Georges Gorse, alors ambassadeur de France à Alger, obtint rapidement que le gouvernement algérien permette à la France de récupérer la statue. C’est alors que l’administration française refusa de prendre en charge les frais de transport.  Elle estimait qu’elle était destinée au Musée Bourdelle, propriété de la ville de Paris et que c’était cette dernière qui devait payer.

La statue devant la foire d'Alger

Enfin, comme les négociations traînaient en longueur, le général Lacomme, mit d’autorité la statue sur un navire de la Marine Nationale et la transporta chez un fondeur pour réparation.
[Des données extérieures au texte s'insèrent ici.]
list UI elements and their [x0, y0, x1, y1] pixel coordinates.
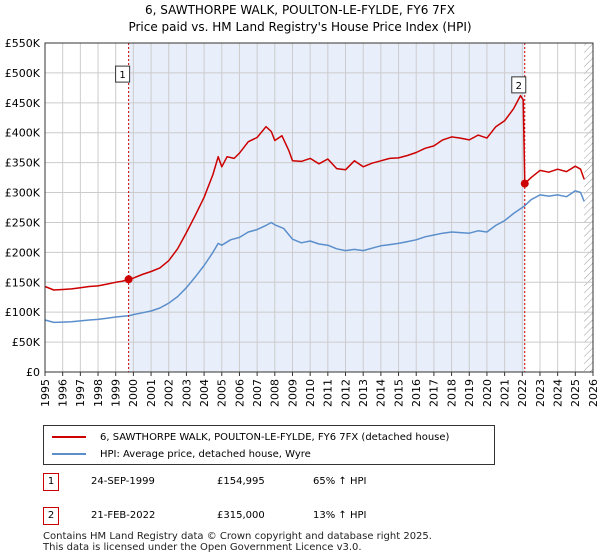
- x-tick-label: 2021: [498, 379, 511, 407]
- x-tick-label: 2018: [445, 379, 458, 407]
- x-tick-label: 2013: [357, 379, 370, 407]
- y-tick-label: £550K: [5, 37, 41, 50]
- chart-title: 6, SAWTHORPE WALK, POULTON-LE-FYLDE, FY6…: [145, 3, 455, 17]
- x-tick-label: 2020: [481, 379, 494, 407]
- footer-copyright: Contains HM Land Registry data © Crown c…: [43, 531, 432, 542]
- x-tick-label: 2023: [534, 379, 547, 407]
- x-tick-label: 2012: [339, 379, 352, 407]
- x-tick-label: 2007: [251, 379, 264, 407]
- plot-border: [44, 42, 594, 373]
- y-tick-label: £100K: [5, 306, 41, 319]
- x-tick-label: 2002: [163, 379, 176, 407]
- x-tick-label: 2026: [587, 379, 600, 407]
- sale-marker-box: [511, 76, 527, 94]
- y-tick-label: £400K: [5, 127, 41, 140]
- sale-price: £154,995: [217, 476, 265, 487]
- x-tick-label: 2010: [304, 379, 317, 407]
- x-tick-label: 2008: [269, 379, 282, 407]
- x-tick-label: 2017: [428, 379, 441, 407]
- sale-date: 24-SEP-1999: [91, 476, 155, 487]
- sale-row: 1 24-SEP-1999 £154,995 65% ↑ HPI: [43, 473, 563, 493]
- x-tick-label: 2005: [216, 379, 229, 407]
- hpi-line: [44, 190, 585, 324]
- x-tick-label: 2011: [322, 379, 335, 407]
- y-tick-label: £0: [26, 366, 40, 379]
- legend-item-hpi: HPI: Average price, detached house, Wyre: [52, 446, 311, 462]
- legend-item-property: 6, SAWTHORPE WALK, POULTON-LE-FYLDE, FY6…: [52, 429, 449, 445]
- y-tick-label: £450K: [5, 97, 41, 110]
- sale-marker-box: [115, 65, 131, 83]
- sale-point: [124, 275, 133, 284]
- sale-point: [520, 179, 529, 188]
- x-tick-label: 2022: [516, 379, 529, 407]
- legend-swatch-hpi: [52, 453, 86, 455]
- sale-price: £315,000: [217, 510, 265, 521]
- y-tick-label: £250K: [5, 216, 41, 229]
- x-tick-label: 2025: [569, 379, 582, 407]
- x-tick-label: 2016: [410, 379, 423, 407]
- legend-label-hpi: HPI: Average price, detached house, Wyre: [100, 448, 311, 460]
- x-tick-label: 2009: [286, 379, 299, 407]
- y-tick-label: £150K: [5, 276, 41, 289]
- x-tick-label: 1996: [57, 379, 70, 407]
- legend: 6, SAWTHORPE WALK, POULTON-LE-FYLDE, FY6…: [43, 425, 495, 465]
- sale-marker-label: 2: [516, 81, 522, 92]
- legend-swatch-property: [52, 436, 86, 438]
- x-tick-label: 2014: [375, 379, 388, 407]
- sale-date: 21-FEB-2022: [91, 510, 156, 521]
- x-tick-label: 1999: [110, 379, 123, 407]
- forecast-hatch: [584, 43, 593, 372]
- x-tick-label: 2006: [233, 379, 246, 407]
- y-tick-label: £500K: [5, 67, 41, 80]
- x-tick-label: 1997: [74, 379, 87, 407]
- y-tick-label: £50K: [12, 336, 41, 349]
- y-tick-label: £350K: [5, 157, 41, 170]
- sale-hpi: 65% ↑ HPI: [313, 476, 367, 487]
- footer-licence: This data is licensed under the Open Gov…: [43, 542, 362, 553]
- price-chart: 1 2 £0 £50K £100K £150K £200K £250K £300K £350K £…: [5, 37, 600, 407]
- x-tick-label: 1998: [92, 379, 105, 407]
- y-tick-label: £300K: [5, 187, 41, 200]
- sale-badge: 2: [43, 507, 59, 525]
- sale-marker-label: 1: [119, 70, 125, 81]
- x-tick-label: 2004: [198, 379, 211, 407]
- x-tick-label: 2000: [127, 379, 140, 407]
- x-tick-label: 2015: [392, 379, 405, 407]
- x-tick-label: 1995: [39, 379, 52, 407]
- y-tick-label: £200K: [5, 246, 41, 259]
- property-price-line: [44, 94, 585, 291]
- x-tick-label: 2019: [463, 379, 476, 407]
- chart-subtitle: Price paid vs. HM Land Registry's House …: [128, 20, 472, 34]
- x-tick-label: 2003: [180, 379, 193, 407]
- legend-label-property: 6, SAWTHORPE WALK, POULTON-LE-FYLDE, FY6…: [100, 431, 450, 443]
- sale-badge: 1: [43, 473, 59, 491]
- sale-row: 2 21-FEB-2022 £315,000 13% ↑ HPI: [43, 507, 563, 527]
- x-tick-label: 2001: [145, 379, 158, 407]
- sale-hpi: 13% ↑ HPI: [313, 510, 367, 521]
- x-tick-label: 2024: [551, 379, 564, 407]
- ownership-shade: [128, 43, 525, 372]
Trop endommagés, le socle où figuraient les serpents, ainsi qu’une partie de la lance avec ses rameaux de  feuilles d’oliviers, ne purent être reconstitués.

On la plaça ensuite au musée du Souvenir à Coetquidan. Mais, nouvel avatar, pour faire entrer la statue à l’intérieur du bâtiment, il fallut scier la lance puis la ressouder pour mise en place définitive.

Elle est là maintenant, dévisageant les groupes de visiteurs qui se pressent à l’entrée du musée. Si vous passez par-là, allez lui rendre visite.

Théophile BRUAND

(1) Le général de Larminat, avait été nommé par le Général de Gaulle, Président de la cour Militaire de Justice en 1962. Il se suicida le 1° juillet 1962 plutôt que de siéger en tant que tel. Il est enterré dans le petit cimetière de Montain dans le Jura.

Sources : Alain AMATO Monuments en exil Éditions de l’Atlanthrope, 1979

Annie BARBERA, documentaliste au Musée BOURDELLE à Paris.